Building Dialogue from Operations

How dialogue audio is built from small, reusable operations you can chain into recipes — synthesise, record, split, voice-change, and edit timing.

Status: this page describes the direction for the dialogue and performance pipeline. Parts marked (not yet implemented) are the planned design, written down ahead of the build so the shape is agreed first. The one-press flow in Audio & Voice Pipeline is what exists today.

Instead of one all-in-one "make the dialogue" button, dialogue audio is built from a handful of small operations — each does one thing — that you chain together into a recipe. You can run the whole recipe with one press, or open any step to see and adjust it.
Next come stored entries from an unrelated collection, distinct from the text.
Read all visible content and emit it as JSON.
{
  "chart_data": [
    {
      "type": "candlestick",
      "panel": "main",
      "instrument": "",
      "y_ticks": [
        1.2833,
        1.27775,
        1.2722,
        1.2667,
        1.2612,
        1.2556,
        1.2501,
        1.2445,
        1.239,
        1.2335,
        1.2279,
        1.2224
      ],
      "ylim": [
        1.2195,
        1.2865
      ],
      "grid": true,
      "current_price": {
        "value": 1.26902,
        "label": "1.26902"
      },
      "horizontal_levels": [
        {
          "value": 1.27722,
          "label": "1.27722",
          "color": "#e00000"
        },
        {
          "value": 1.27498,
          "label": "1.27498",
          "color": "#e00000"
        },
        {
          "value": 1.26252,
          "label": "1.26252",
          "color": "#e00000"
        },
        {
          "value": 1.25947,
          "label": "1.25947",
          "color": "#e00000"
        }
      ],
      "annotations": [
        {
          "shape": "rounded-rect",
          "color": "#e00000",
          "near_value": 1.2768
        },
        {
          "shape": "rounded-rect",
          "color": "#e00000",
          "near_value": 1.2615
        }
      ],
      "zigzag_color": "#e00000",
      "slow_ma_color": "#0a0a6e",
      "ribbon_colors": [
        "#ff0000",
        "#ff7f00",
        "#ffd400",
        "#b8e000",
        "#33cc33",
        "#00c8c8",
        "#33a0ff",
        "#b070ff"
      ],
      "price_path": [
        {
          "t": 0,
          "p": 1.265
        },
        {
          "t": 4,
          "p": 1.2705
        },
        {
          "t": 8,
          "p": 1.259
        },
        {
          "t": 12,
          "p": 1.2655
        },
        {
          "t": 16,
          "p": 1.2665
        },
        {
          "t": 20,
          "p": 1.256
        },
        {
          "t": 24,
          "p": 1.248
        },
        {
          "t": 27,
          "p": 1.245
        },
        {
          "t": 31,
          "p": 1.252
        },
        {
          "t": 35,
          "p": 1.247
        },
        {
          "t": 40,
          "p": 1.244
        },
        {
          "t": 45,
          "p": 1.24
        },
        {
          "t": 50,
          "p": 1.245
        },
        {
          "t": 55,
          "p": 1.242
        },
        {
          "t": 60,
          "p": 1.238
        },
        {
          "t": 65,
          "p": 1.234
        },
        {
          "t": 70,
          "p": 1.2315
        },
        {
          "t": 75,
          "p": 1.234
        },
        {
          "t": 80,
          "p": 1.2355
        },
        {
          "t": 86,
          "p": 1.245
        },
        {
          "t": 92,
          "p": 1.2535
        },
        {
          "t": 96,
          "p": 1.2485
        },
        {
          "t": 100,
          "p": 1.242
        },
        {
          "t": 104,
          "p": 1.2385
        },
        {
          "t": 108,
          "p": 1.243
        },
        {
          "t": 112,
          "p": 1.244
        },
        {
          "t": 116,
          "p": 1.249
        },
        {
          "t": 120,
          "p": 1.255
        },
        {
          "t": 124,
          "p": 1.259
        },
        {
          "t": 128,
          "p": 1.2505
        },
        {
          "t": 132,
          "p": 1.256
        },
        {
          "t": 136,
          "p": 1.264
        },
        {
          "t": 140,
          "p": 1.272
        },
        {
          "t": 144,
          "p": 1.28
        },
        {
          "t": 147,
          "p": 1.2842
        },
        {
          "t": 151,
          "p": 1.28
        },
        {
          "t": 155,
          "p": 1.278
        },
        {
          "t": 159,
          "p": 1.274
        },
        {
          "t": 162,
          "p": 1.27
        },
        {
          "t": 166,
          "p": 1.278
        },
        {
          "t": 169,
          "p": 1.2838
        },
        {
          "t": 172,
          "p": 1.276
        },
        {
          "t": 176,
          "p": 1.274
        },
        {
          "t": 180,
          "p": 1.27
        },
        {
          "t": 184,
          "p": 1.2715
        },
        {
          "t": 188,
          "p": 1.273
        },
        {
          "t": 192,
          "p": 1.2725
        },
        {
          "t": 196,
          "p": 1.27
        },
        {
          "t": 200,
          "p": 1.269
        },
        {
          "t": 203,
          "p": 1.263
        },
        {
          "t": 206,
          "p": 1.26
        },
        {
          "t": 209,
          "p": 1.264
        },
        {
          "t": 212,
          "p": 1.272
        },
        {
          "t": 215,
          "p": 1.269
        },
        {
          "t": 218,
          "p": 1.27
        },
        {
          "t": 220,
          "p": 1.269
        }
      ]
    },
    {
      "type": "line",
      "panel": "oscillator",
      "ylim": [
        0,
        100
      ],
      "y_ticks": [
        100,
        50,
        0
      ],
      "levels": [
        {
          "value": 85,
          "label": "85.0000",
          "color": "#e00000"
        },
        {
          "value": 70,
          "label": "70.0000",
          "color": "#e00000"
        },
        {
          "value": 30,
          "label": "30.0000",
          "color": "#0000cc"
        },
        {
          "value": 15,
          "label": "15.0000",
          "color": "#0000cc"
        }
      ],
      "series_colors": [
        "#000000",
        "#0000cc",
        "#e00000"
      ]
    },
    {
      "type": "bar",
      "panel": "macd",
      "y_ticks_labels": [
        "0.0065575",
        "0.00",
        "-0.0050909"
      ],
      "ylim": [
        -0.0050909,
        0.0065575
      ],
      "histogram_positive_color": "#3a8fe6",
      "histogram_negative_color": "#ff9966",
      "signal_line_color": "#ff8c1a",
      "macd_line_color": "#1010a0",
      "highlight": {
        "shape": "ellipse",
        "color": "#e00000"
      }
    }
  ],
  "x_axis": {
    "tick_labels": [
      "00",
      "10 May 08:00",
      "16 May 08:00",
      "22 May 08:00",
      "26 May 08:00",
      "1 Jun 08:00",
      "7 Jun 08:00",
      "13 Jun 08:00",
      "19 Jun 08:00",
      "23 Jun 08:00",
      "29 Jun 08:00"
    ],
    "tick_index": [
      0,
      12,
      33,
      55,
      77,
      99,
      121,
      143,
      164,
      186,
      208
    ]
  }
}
The platform can build a sensible recipe for you from the screenplay; you only step in when you want to.

This is the same building-block idea used everywhere else in the media gallery, applied to voices.

Media carries its character

Every piece of dialogue audio is labelled with the character it belongs to. You see the character's name on the media tile, so you can tell whose line a clip is without playing it. That label travels with the audio as it moves through a recipe — when an operation produces a separate file for each character, each file keeps its character's name. (not yet implemented)

This is what lets the platform wire steps together for you: a later step can simply ask for "the audio for VENN from the previous step," and the right file connects automatically.

The operations

Line to audio (text-to-speech)

Turns one written line — VENN (angry): What do you mean! — into an audio file in that character's voice. The emotion is optional. You pick which of the character's configured text-to-speech voices to use; it defaults to the character's preferred voice.

Generated audio is cached for the whole scene, keyed by the line itself. If you rewrite the screenplay and a line moves to a different shot — or shots get reordered, inserted, or deleted — the line that didn't change is reused from the cache instead of being synthesised again. That keeps voice-generation cost down as your edit evolves. (partially exists today; scene-level reuse is being formalised)

Assemble a shot's timing

A shot often has a single line, but some shots have a back-and-forth between characters. The assemble operation takes the lines for a shot and lays them out with the right gaps — pause, line, pause, line, pause — and produces one audio file per character, with each character silent while the others speak. One file per character is exactly what a video model needs to lip-sync.

The timing comes ready-made from the screenplay, so assemble usually just runs. If you want to nudge it, press Edit to open a timeline and drag the lines around; if you don't, the default timing is used. (not yet implemented)

Record a performance

Prefer a real voice? Record captures audio (or video with audio) directly. You choose the character as you record, so the take is labelled straight away — no tagging by hand afterwards. (recording exists today; recording as a recipe step, with character labelling at capture, is planned)

Split a recording into characters

Record a whole conversation in one take, then split it: on a timeline, mark which span belongs to which character, and the operation gives you a separate, labelled file per character — everyone else muted during their parts. This lets you perform a scene naturally and divide it up afterwards.

Later, the platform will be able to line a recording up against the screenplay automatically — using speech recognition to find each line, chop a full-scene take into its shots and characters, and flag duplicate takes or flubbed lines. (not yet implemented)

Voice changer

Run a recorded performance through a character's voice changer to convert it into that character's voice, keeping the performance and timing of the original. You pick which configured voice changer to use. The output stays labelled with the same character.

Trim and edit timing

A timeline editor lets you trim a clip, change its speed, and adjust its position — working on a single audio or video file and producing an edited version with the same character label. You can also reuse an edit: load a previous file's edit as a recipe, drop a new file into it, and run — so the same trim or timing applies to fresh material. (not yet implemented)

Recipes the platform builds for you

From the screenplay, the platform can assemble a good default recipe for a shot:

Text-to-speech: one line to audio step per spoken line, feeding one assemble step — wired up by character.
Recorded performance: record → split (when one take covers several characters) → voice changer per character.

These are starting points. Open any recipe to see the steps, swap a voice, adjust timing, or add a recording where it matters. (not yet implemented)

Choosing the keeper

An operation can leave you with more than one option — a quick first pass and a higher-quality alternate, or several takes of a recording. Star the one you want to keep; archive the ones you don't. The starred version is the one downstream steps use.